Je n’ai pas vraiment d’identité à décliner. La marque de fabrique, l’année de production, toutes ces vétilles d’état civil ont été emportées par les frottements et la sueur des années. Mon manche écaillé qui fut vert et la vis tachée de rouille qui cheville la croix déguisée de mon corps feraient mauvais effet sur le banc à outils d’un jardinier plus soigneux. Mais la main qui me manie n’en a cure : je n’ai rien perdu de mon mordant, voilà tout ce qui compte.

Manche et lames ensemble, je mesure moins de vingt centimètres : de quoi me loger confortablement dans la main à laquelle je suis fait. A mon sourire en miroir on trouve, selon l’angle, un air de bec de perroquet ou de corps de poulpe aux tentacules repliées. J’habite sur une étagère rouillée, dans la cabane aux araignées qui ne tient debout que par un de ces miracles réservés aux choses les plus humbles. A côté de moi, compagnon d’oxydation, patiente un cousin plus jeune, manche noir, quelques centimètres de plus, qui n’a pas souvent l’heur d’être de sortie. Solidarité familiale oblige, il m’arrive de me cacher sous un buisson ou un sac de terreau dans l’espoir que mon absence lui donnera une occasion de se rendre utile (s’il a de la chance, ce sera un jour où la main n’aura pas fait l’effort de se ganter et l’embrassera de la paume et des doigts…). Hélas ! A la première pression sur le manche, bruit suspect d’écorce distendue et de bois vert supplicié – la main se raidit. Un silence éclair puis un tonnerre de jurons s’abattent dans le jardin. Le merle effronté lui-même s’éloigne à tire-d’ailes, indigné. Une malédiction sur plusieurs générations est instamment promise aux concepteurs de mon pauvre cousin, dont les lames en enclume ont le malheur d’écraser et de broyer les délicates fibres ligneuses.

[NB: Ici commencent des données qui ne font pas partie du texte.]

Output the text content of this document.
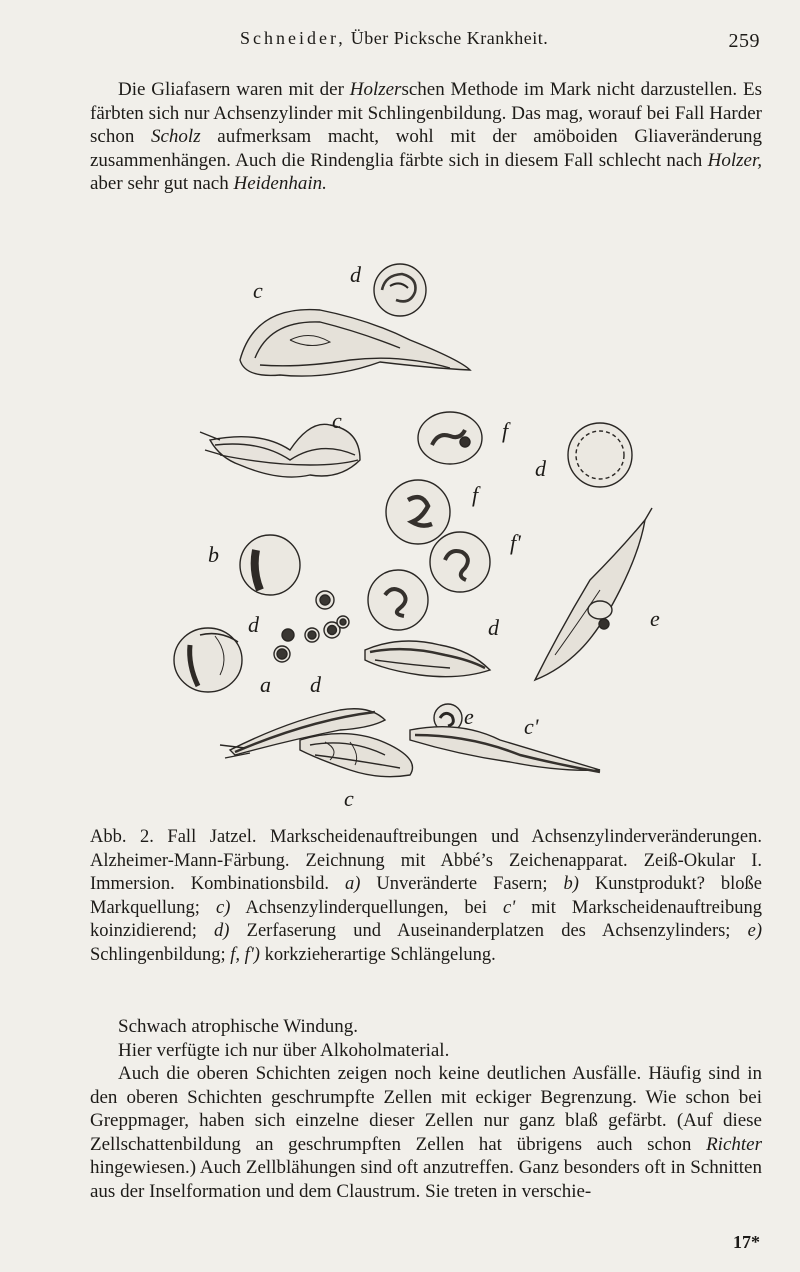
Schneider, Über Picksche Krankheit.	259

Die Gliafasern waren mit der Holzerschen Methode im Mark nicht darzustellen. Es färbten sich nur Achsenzylinder mit Schlingenbildung. Das mag, worauf bei Fall Harder schon Scholz aufmerksam macht, wohl mit der amöboiden Gliaveränderung zusammenhängen. Auch die Rindenglia färbte sich in diesem Fall schlecht nach Holzer, aber sehr gut nach Heidenhain.

c
d
c	f
d
f
f'
b
d	d	e
a d
e c'
c
Abb. 2. Fall Jatzel. Markscheidenauftreibungen und Achsenzylinderveränderungen. Alzheimer-Mann-Färbung. Zeichnung mit Abbé’s Zeichenapparat. Zeiß-Okular I. Immersion. Kombinationsbild. a) Unveränderte Fasern; b) Kunstprodukt? bloße Markquellung; c) Achsenzylinderquellungen, bei c' mit Markscheidenauftreibung koinzidierend; d) Zerfaserung und Auseinanderplatzen des Achsenzylinders; e) Schlingenbildung; f, f') korkzieherartige Schlängelung.

Schwach atrophische Windung.

Hier verfügte ich nur über Alkoholmaterial.

Auch die oberen Schichten zeigen noch keine deutlichen Ausfälle. Häufig sind in den oberen Schichten geschrumpfte Zellen mit eckiger Begrenzung. Wie schon bei Greppmager, haben sich einzelne dieser Zellen nur ganz blaß gefärbt. (Auf diese Zellschattenbildung an geschrumpften Zellen hat übrigens auch schon Richter hingewiesen.) Auch Zellblähungen sind oft anzutreffen. Ganz besonders oft in Schnitten aus der Inselformation und dem Claustrum. Sie treten in verschie-

17*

Mon salut est d’avoir été équipé de lames dites franches, ou en ciseaux : je tranche net et sans déchiqueter. On m’aiguise de temps en temps, dans l’urgence et maladroitement, espérant faire acquérir au fil de mes lames une finesse qui rendrait la coupe idéale et la blessure irréelle. C’est qu’avec moi, la main s’imagine investie du pouvoir de faire œuvre de chirurgie, d’architecture et de sculpture parmi les arbrisseaux et les buissons. Je ris sous cape (ou plutôt sous ma garde). Bien qu’elle croie poursuivre les linéaments du symbole et aspirer à l’abstraction, je la sais en réalité mue par un désir bien plus charnel, maternel, contradictoire, de tour à tour soigner et domestiquer, servir et dominer. Les jours de paix, nous ne faisons que retirer les branches mortes et malades, celles dont le tracé contrevient à une croissance harmonieuse, et rendre aux lignes maîtresses leur force. C’est du menu ménage, de l’artisanat, humble et patient. Si art il y a, c’est un art de l’observation. La source vive jaillit de l’accord du climat, de l’espèce et de la terre : voilà d’où vient la beauté, dont nous ne sommes qu’indignes serviteurs. Notre danse est lente : régulièrement, la main me pose sur l’herbe où je me lave à quelque rayon pendant qu’elle considère le geste suivant, soupèse sa nécessité, hésite sur son orientation. Il y a des bois qu’elle ne me laisse toucher qu’avec révérence : érables du Japon, hêtre pourpre, glycine de Susanne, céanothe où sous le crépitement des abeilles s’émiette le bleu du ciel. A d’autres suffit l’honneur de la précision : cornouiller, chèvrefeuille, redoutable buisson ardent. Et puis il y a les jours de guerre, où l’émancipation du rosier grimpant, du cotonéaster et du lierre est perçue comme une provocation, et alors… Gare aux dégâts. Le lierre, surtout, vole pèle-mêle dans une furie d’arrachage ; elle l’attaque de tout ce qu’elle trouve, même avec le cousin aux lames d’enclume, enragée de se savoir éternellement vaincue.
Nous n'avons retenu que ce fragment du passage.